The Pitās themselves took possession of the invisible body, the source of their existence. It is through the medium of this invisible body that those well versed in the rituals offer oblations to the Sādhyas and Pitās [in the form of their departed ancestors] on the occasion of śrāddha.


Śrāddha is a ritualistic performance observed by the followers of the Vedas. There is a yearly occasion of fifteen days when ritualistic religionists follow the principle of offering oblations to departed souls. Thus those fathers and ancestors who, by freaks of nature, might not have a gross body for material enjoyment can again gain such bodies due to the offering of śrāddha oblations by their descendants. The performance of śrāddha, or offering oblations with prasāda, is still current in India, especially at Gayā, where oblations are offered at the lotus feet of Viṣṇu in a celebrated temple. Because the Lord is thus pleased with the devotional service of the descendants, by His grace He liberates the condemned souls of forefathers who do not have gross bodies, and He favors them to again receive a gross body for development of spiritual advancement.

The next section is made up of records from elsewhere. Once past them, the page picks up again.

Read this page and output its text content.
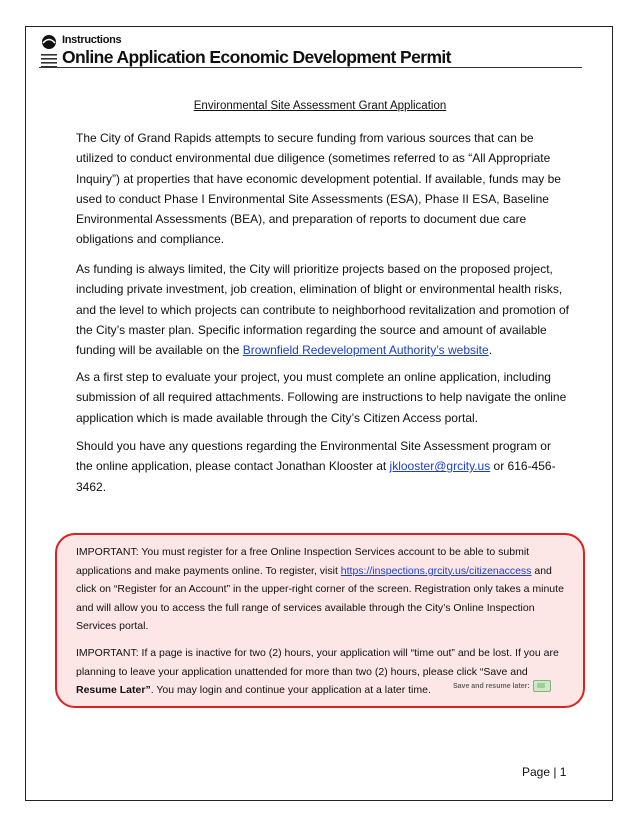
Instructions
Online Application Economic Development Permit
Environmental Site Assessment Grant Application

The City of Grand Rapids attempts to secure funding from various sources that can be utilized to conduct environmental due diligence (sometimes referred to as “All Appropriate Inquiry”) at properties that have economic development potential. If available, funds may be used to conduct Phase I Environmental Site Assessments (ESA), Phase II ESA, Baseline Environmental Assessments (BEA), and preparation of reports to document due care obligations and compliance.

As funding is always limited, the City will prioritize projects based on the proposed project, including private investment, job creation, elimination of blight or environmental health risks, and the level to which projects can contribute to neighborhood revitalization and promotion of the City’s master plan. Specific information regarding the source and amount of available funding will be available on the Brownfield Redevelopment Authority’s website.

As a first step to evaluate your project, you must complete an online application, including submission of all required attachments. Following are instructions to help navigate the online application which is made available through the City’s Citizen Access portal.

Should you have any questions regarding the Environmental Site Assessment program or the online application, please contact Jonathan Klooster at jklooster@grcity.us or 616-456-3462.

IMPORTANT: You must register for a free Online Inspection Services account to be able to submit applications and make payments online. To register, visit https://inspections.grcity.us/citizenaccess and click on “Register for an Account” in the upper-right corner of the screen. Registration only takes a minute and will allow you to access the full range of services available through the City’s Online Inspection Services portal.

IMPORTANT: If a page is inactive for two (2) hours, your application will “time out” and be lost. If you are planning to leave your application unattended for more than two (2) hours, please click “Save and Resume Later”. You may login and continue your application at a later time.	Save and resume later:
Page | 1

Unfortunately, by the influence of māyā, the conditioned soul employs the body he gets for sense gratification, forgetting that such an occupation may lead him to return to an invisible body. The devotee of the Lord, or one who is in Kṛṣṇa consciousness, however, does not need to perform such ritualistic ceremonies as śrāddha because he is always pleasing the Supreme Lord; therefore his fathers and ancestors who might have been in difficulty are automatically relieved. The vivid example is Prahlāda Mahārāja. Prahlāda Mahārāja requested Lord Nṛsiṁhadeva to deliver his sinful father, who had so many times offended the lotus feet of the Lord. The Lord replied that in a family where a Vaiṣṇava like Prahlāda is born, not only his father but his father's father and their fathers—up to the fourteenth father back—are all automatically delivered. The conclusion, therefore, is that Kṛṣṇa consciousness is the sum total of all good work for the family, for society and for all living entities. In the Caitanya-caritāmṛta the author says that a person fully conversant with Kṛṣṇa consciousness does not perform any rituals because he knows that simply by serving Kṛṣṇa in full Kṛṣṇa consciousness, all rituals are automatically performed.